What do you see as the likely economic repercussions of the Trump administration's economic and foreign policy stances?
I want to clarify first that my upcoming course will focus on the history of US relations with East Asia. It will shed light on the origins of our current relationships but not focus on current events. That said, the relationship that's most in flux at the moment is with the Philippines, which is currently pivoting away from the US and towards China, or possibly Japan.
Our economic relations with China may change as well, although that seems less likely because our economies are so intertwined. Our reliance on Chinese manufacturing -- in technological hardware, for example -- is unlikely to see a major shift. The end of TPP [Trans Pacific Partnership, a multilateral trade agreement] will increase China's weight as a trading power, since it will now be engaged in a series of bilateral negotiations rather than negotiations with a 12-nation trading bloc, or may take up leadership in creating an alternative agreement.
Japan has been the biggest proponent of TPP, for which the Obama administration was an advocate and an ally. Trump's stepping back from the TPP is a blow to Prime Minister Shinzo Abe and his ruling Liberal Democratic Party.
How do you see US relations with China evolving under the new administration, especially in light of Trump's recent approach to the One China policy?
Certainly it feels like an unstable moment in US-China relations. The Taiwan issue is back on the table in a way that it has not been since the 1970s, and the South China Sea is another possible flashpoint for confrontation.
Regarding Trump's phone conversation with President Tsai Ing-wen of Taiwan, I -- along with many other speculating on this -- see two possible explanations for Trump's stance. First, he may not have been up to speed on the nuances of the US-China relationship since he has no prior foreign policy experience. It's also possible that this is a savvy game he's playing: by putting assumptions back on the table, he's giving himself more bargaining chips. So I -- and everybody else -- will be waiting to see whether this is a canny political ploy or an early misstep.
What are some of the ways in which your class will provide historical context for current trends?

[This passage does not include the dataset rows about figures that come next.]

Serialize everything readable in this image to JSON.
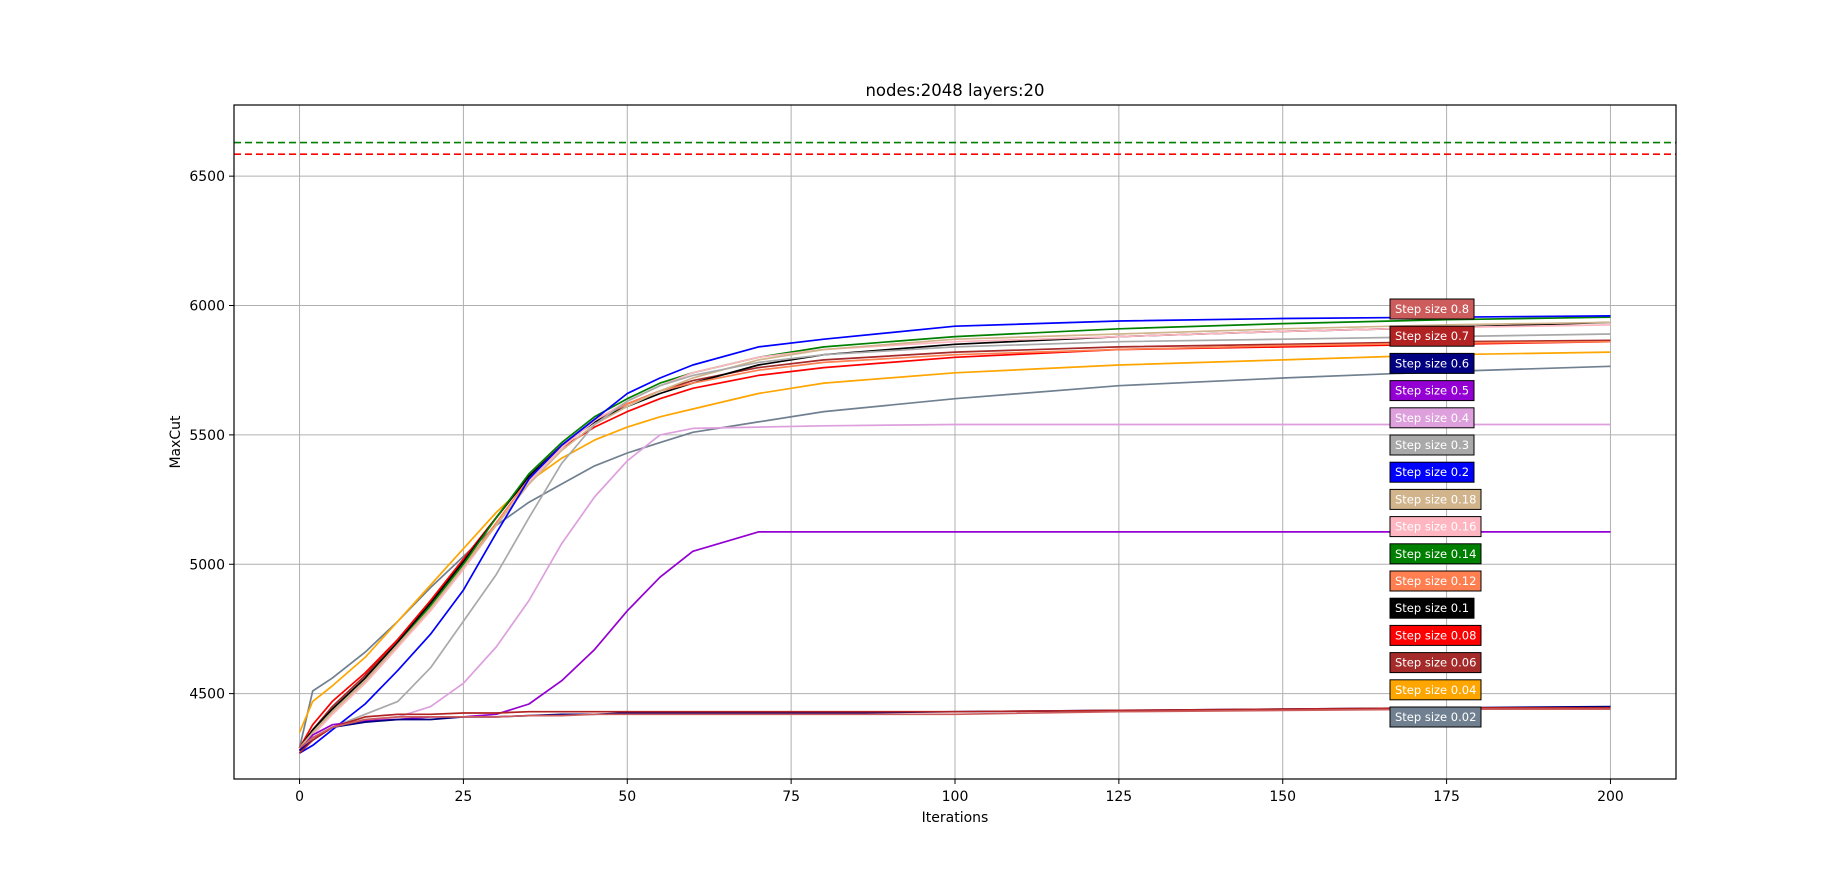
{
  "chart_data": {
    "type": "line",
    "title": "nodes:2048 layers:20",
    "xlabel": "Iterations",
    "ylabel": "MaxCut",
    "xlim": [
      -10,
      210
    ],
    "ylim": [
      4170,
      6775
    ],
    "xticks": [
      0,
      25,
      50,
      75,
      100,
      125,
      150,
      175,
      200
    ],
    "yticks": [
      4500,
      5000,
      5500,
      6000,
      6500
    ],
    "grid": true,
    "legend_position": "right (stacked labels)",
    "reference_lines": [
      {
        "y": 6630,
        "color": "#008000",
        "style": "dashed"
      },
      {
        "y": 6585,
        "color": "#ff0000",
        "style": "dashed"
      }
    ],
    "x": [
      0,
      2,
      5,
      10,
      15,
      20,
      25,
      30,
      35,
      40,
      45,
      50,
      55,
      60,
      70,
      80,
      100,
      125,
      150,
      175,
      200
    ],
    "series": [
      {
        "name": "Step size 0.8",
        "color": "#cd5c5c",
        "values": [
          4290,
          4330,
          4370,
          4400,
          4410,
          4410,
          4410,
          4410,
          4415,
          4415,
          4420,
          4420,
          4420,
          4420,
          4420,
          4420,
          4420,
          4430,
          4435,
          4440,
          4440
        ]
      },
      {
        "name": "Step size 0.7",
        "color": "#b22222",
        "values": [
          4270,
          4320,
          4370,
          4410,
          4420,
          4420,
          4425,
          4425,
          4430,
          4430,
          4430,
          4430,
          4430,
          4430,
          4430,
          4430,
          4430,
          4435,
          4440,
          4445,
          4445
        ]
      },
      {
        "name": "Step size 0.6",
        "color": "#000080",
        "values": [
          4280,
          4320,
          4370,
          4390,
          4400,
          4400,
          4410,
          4410,
          4415,
          4420,
          4420,
          4425,
          4425,
          4425,
          4425,
          4425,
          4430,
          4435,
          4440,
          4445,
          4450
        ]
      },
      {
        "name": "Step size 0.5",
        "color": "#9400d3",
        "values": [
          4280,
          4340,
          4380,
          4395,
          4400,
          4410,
          4410,
          4420,
          4460,
          4550,
          4670,
          4820,
          4950,
          5050,
          5125,
          5125,
          5125,
          5125,
          5125,
          5125,
          5125
        ]
      },
      {
        "name": "Step size 0.4",
        "color": "#dda0dd",
        "values": [
          4280,
          4330,
          4370,
          4390,
          4410,
          4450,
          4540,
          4680,
          4860,
          5080,
          5260,
          5400,
          5500,
          5525,
          5530,
          5535,
          5540,
          5540,
          5540,
          5540,
          5540
        ]
      },
      {
        "name": "Step size 0.3",
        "color": "#a9a9a9",
        "values": [
          4280,
          4330,
          4370,
          4420,
          4470,
          4600,
          4780,
          4960,
          5180,
          5390,
          5540,
          5630,
          5690,
          5730,
          5780,
          5810,
          5840,
          5860,
          5870,
          5880,
          5890
        ]
      },
      {
        "name": "Step size 0.2",
        "color": "#0000ff",
        "values": [
          4270,
          4300,
          4360,
          4460,
          4590,
          4730,
          4900,
          5120,
          5330,
          5460,
          5560,
          5660,
          5720,
          5770,
          5840,
          5870,
          5920,
          5940,
          5950,
          5955,
          5960
        ]
      },
      {
        "name": "Step size 0.18",
        "color": "#d2b48c",
        "values": [
          4290,
          4350,
          4430,
          4550,
          4690,
          4830,
          4990,
          5150,
          5310,
          5440,
          5540,
          5610,
          5670,
          5720,
          5790,
          5830,
          5870,
          5890,
          5910,
          5925,
          5935
        ]
      },
      {
        "name": "Step size 0.16",
        "color": "#ffb6c1",
        "values": [
          4285,
          4340,
          4420,
          4540,
          4680,
          4820,
          4980,
          5150,
          5320,
          5450,
          5555,
          5630,
          5690,
          5740,
          5800,
          5830,
          5860,
          5880,
          5900,
          5915,
          5925
        ]
      },
      {
        "name": "Step size 0.14",
        "color": "#008000",
        "values": [
          4290,
          4350,
          4430,
          4550,
          4690,
          4840,
          5000,
          5180,
          5350,
          5470,
          5570,
          5640,
          5700,
          5740,
          5800,
          5840,
          5880,
          5910,
          5930,
          5945,
          5955
        ]
      },
      {
        "name": "Step size 0.12",
        "color": "#ff7f50",
        "values": [
          4280,
          4340,
          4420,
          4540,
          4680,
          4830,
          4990,
          5160,
          5330,
          5460,
          5560,
          5620,
          5670,
          5700,
          5750,
          5780,
          5810,
          5830,
          5845,
          5855,
          5860
        ]
      },
      {
        "name": "Step size 0.1",
        "color": "#000000",
        "values": [
          4290,
          4360,
          4440,
          4560,
          4700,
          4850,
          5010,
          5180,
          5340,
          5460,
          5550,
          5610,
          5660,
          5700,
          5770,
          5810,
          5850,
          5880,
          5900,
          5915,
          5935
        ]
      },
      {
        "name": "Step size 0.08",
        "color": "#ff0000",
        "values": [
          4290,
          4380,
          4470,
          4580,
          4710,
          4860,
          5020,
          5180,
          5340,
          5450,
          5530,
          5590,
          5640,
          5680,
          5730,
          5760,
          5800,
          5830,
          5840,
          5850,
          5860
        ]
      },
      {
        "name": "Step size 0.06",
        "color": "#a52a2a",
        "values": [
          4280,
          4360,
          4450,
          4570,
          4710,
          4860,
          5020,
          5180,
          5340,
          5460,
          5550,
          5620,
          5670,
          5710,
          5760,
          5790,
          5820,
          5840,
          5850,
          5860,
          5865
        ]
      },
      {
        "name": "Step size 0.04",
        "color": "#ffa500",
        "values": [
          4350,
          4470,
          4530,
          4640,
          4780,
          4920,
          5060,
          5200,
          5320,
          5410,
          5480,
          5530,
          5570,
          5600,
          5660,
          5700,
          5740,
          5770,
          5790,
          5810,
          5820
        ]
      },
      {
        "name": "Step size 0.02",
        "color": "#708090",
        "values": [
          4290,
          4510,
          4560,
          4660,
          4780,
          4910,
          5030,
          5150,
          5240,
          5310,
          5380,
          5430,
          5470,
          5510,
          5550,
          5590,
          5640,
          5690,
          5720,
          5745,
          5765
        ]
      }
    ]
  }
}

I already mentioned the Philippines. We tend to forget it was an American colony from 1898 until 1942, and we still see that strong link in terms of military bases and cooperation. Now the Philippines is facing challenges with their new brash leadership. Their government is moving towards China, but also embroiled in the South China Sea island dispute, which also involves Vietnam, Malaysia, and Japan. So that's a potential flashpoint.

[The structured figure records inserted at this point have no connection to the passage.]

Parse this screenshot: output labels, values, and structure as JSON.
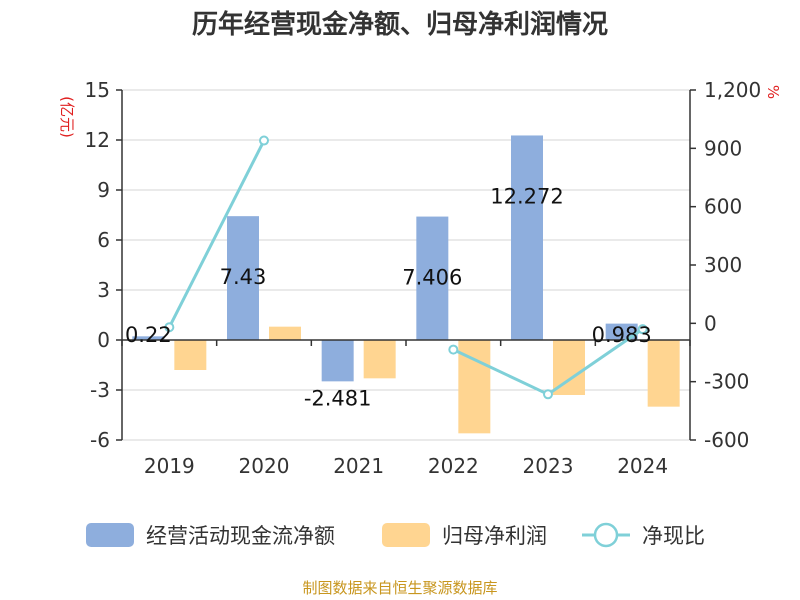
{
  "chart_data": {
    "type": "bar+line",
    "title": "历年经营现金净额、归母净利润情况",
    "categories": [
      "2019",
      "2020",
      "2021",
      "2022",
      "2023",
      "2024"
    ],
    "series": [
      {
        "name": "经营活动现金流净额",
        "type": "bar",
        "axis": "left",
        "color": "#8eaedd",
        "values": [
          0.22,
          7.43,
          -2.481,
          7.406,
          12.272,
          0.983
        ]
      },
      {
        "name": "归母净利润",
        "type": "bar",
        "axis": "left",
        "color": "#ffd591",
        "values": [
          -1.8,
          0.8,
          -2.3,
          -5.6,
          -3.3,
          -4.0
        ]
      },
      {
        "name": "净现比",
        "type": "line",
        "axis": "right",
        "color": "#7fd0d8",
        "values": [
          -20,
          940,
          null,
          -135,
          -365,
          -30
        ]
      }
    ],
    "data_labels": [
      "0.22",
      "7.43",
      "-2.481",
      "7.406",
      "12.272",
      "0.983"
    ],
    "left_axis": {
      "label": "(亿元)",
      "ylim": [
        -6,
        15
      ],
      "ticks": [
        "15",
        "12",
        "9",
        "6",
        "3",
        "0",
        "-3",
        "-6"
      ],
      "tick_values": [
        15,
        12,
        9,
        6,
        3,
        0,
        -3,
        -6
      ]
    },
    "right_axis": {
      "label": "%",
      "ylim": [
        -600,
        1200
      ],
      "ticks": [
        "1,200",
        "900",
        "600",
        "300",
        "0",
        "-300",
        "-600"
      ],
      "tick_values": [
        1200,
        900,
        600,
        300,
        0,
        -300,
        -600
      ]
    },
    "grid": true,
    "legend_position": "bottom"
  },
  "legend": [
    "经营活动现金流净额",
    "归母净利润",
    "净现比"
  ],
  "source": "制图数据来自恒生聚源数据库"
}
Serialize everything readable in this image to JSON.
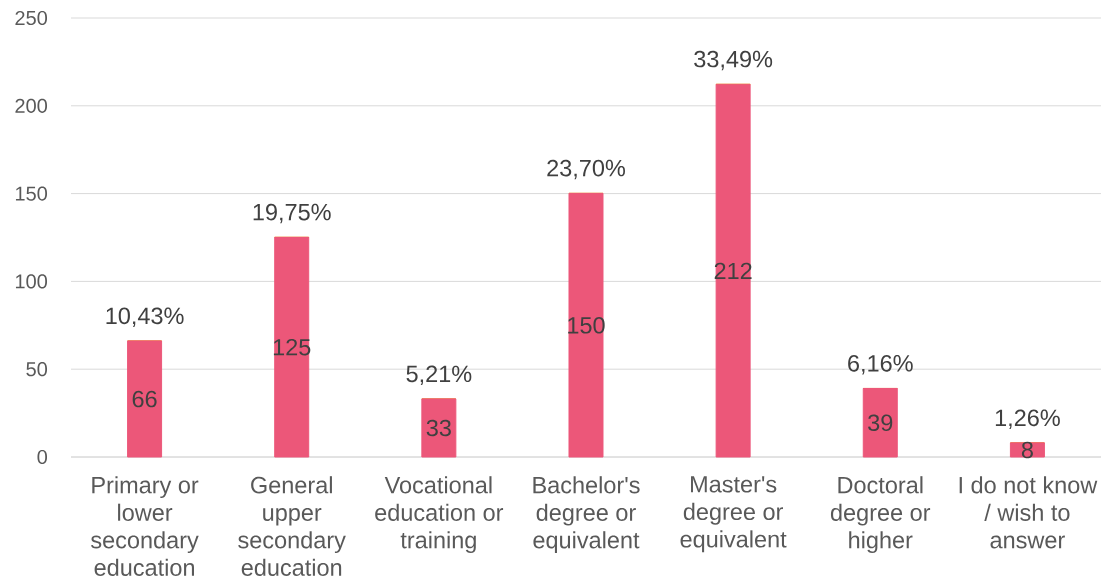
{
  "chart_data": {
    "type": "bar",
    "stacked": true,
    "categories": [
      "Primary or lower secondary education",
      "General upper secondary education",
      "Vocational education or training",
      "Bachelor's degree or equivalent",
      "Master's degree or equivalent",
      "Doctoral degree or higher",
      "I do not know / wish to answer"
    ],
    "series": [
      {
        "color": "#EC5779",
        "values": [
          66,
          125,
          33,
          150,
          212,
          39,
          8
        ],
        "value_labels": [
          "66",
          "125",
          "33",
          "150",
          "212",
          "39",
          "8"
        ]
      },
      {
        "color": "#ED7D31",
        "values": [
          0.1043,
          0.1975,
          0.0521,
          0.237,
          0.3349,
          0.0616,
          0.0126
        ],
        "value_labels": [
          "10,43%",
          "19,75%",
          "5,21%",
          "23,70%",
          "33,49%",
          "6,16%",
          "1,26%"
        ]
      }
    ],
    "ylim": [
      0,
      250
    ],
    "yticks": [
      0,
      50,
      100,
      150,
      200,
      250
    ],
    "grid": "y"
  }
}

We'll look at Vietnam -- and the US's complicated history with it -- in the class.
The class will also look at the role of the US in the division of the Korean peninsula into North and South Korea. We'll pay particular attention to North Korea as a potential nuclear power, and to South Korea as an economic and a security partner.
You have a forthcoming book, Architects of Occupation: American Experts and the Planning for Postwar Japan, and I hear you may teach a course with us this summer about 20th- and 21st-century occupations.

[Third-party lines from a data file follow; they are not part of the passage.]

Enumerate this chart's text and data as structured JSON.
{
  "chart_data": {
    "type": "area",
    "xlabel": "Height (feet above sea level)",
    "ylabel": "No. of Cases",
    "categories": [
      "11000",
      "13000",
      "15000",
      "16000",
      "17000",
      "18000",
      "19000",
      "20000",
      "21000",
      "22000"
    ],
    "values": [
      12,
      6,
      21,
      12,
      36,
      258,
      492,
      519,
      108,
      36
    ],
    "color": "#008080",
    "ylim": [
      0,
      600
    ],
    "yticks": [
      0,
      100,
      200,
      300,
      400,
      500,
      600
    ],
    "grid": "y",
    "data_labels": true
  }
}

My summer course will look at a series of US occupations since World War Two: we'll compare postwar Japan, Germany and Korea with more recent occupations in Iraq and Afghanistan. We'll identify policies and issues that were similar in all these situations, as well as important differences. The occupation of a homogenous society presents a different set of challenges from the occupation of a nation with very different populations, for instance; this wasn't fully anticipated in Iraq. The occupation of Japan was at one point held up by the Bush administration as a model of a successful occupation that turned a former enemy into an ally. But so much was different in Iraq and Afghanistan, and so much went wrong. The class will be an opportunity to look at what happened and why.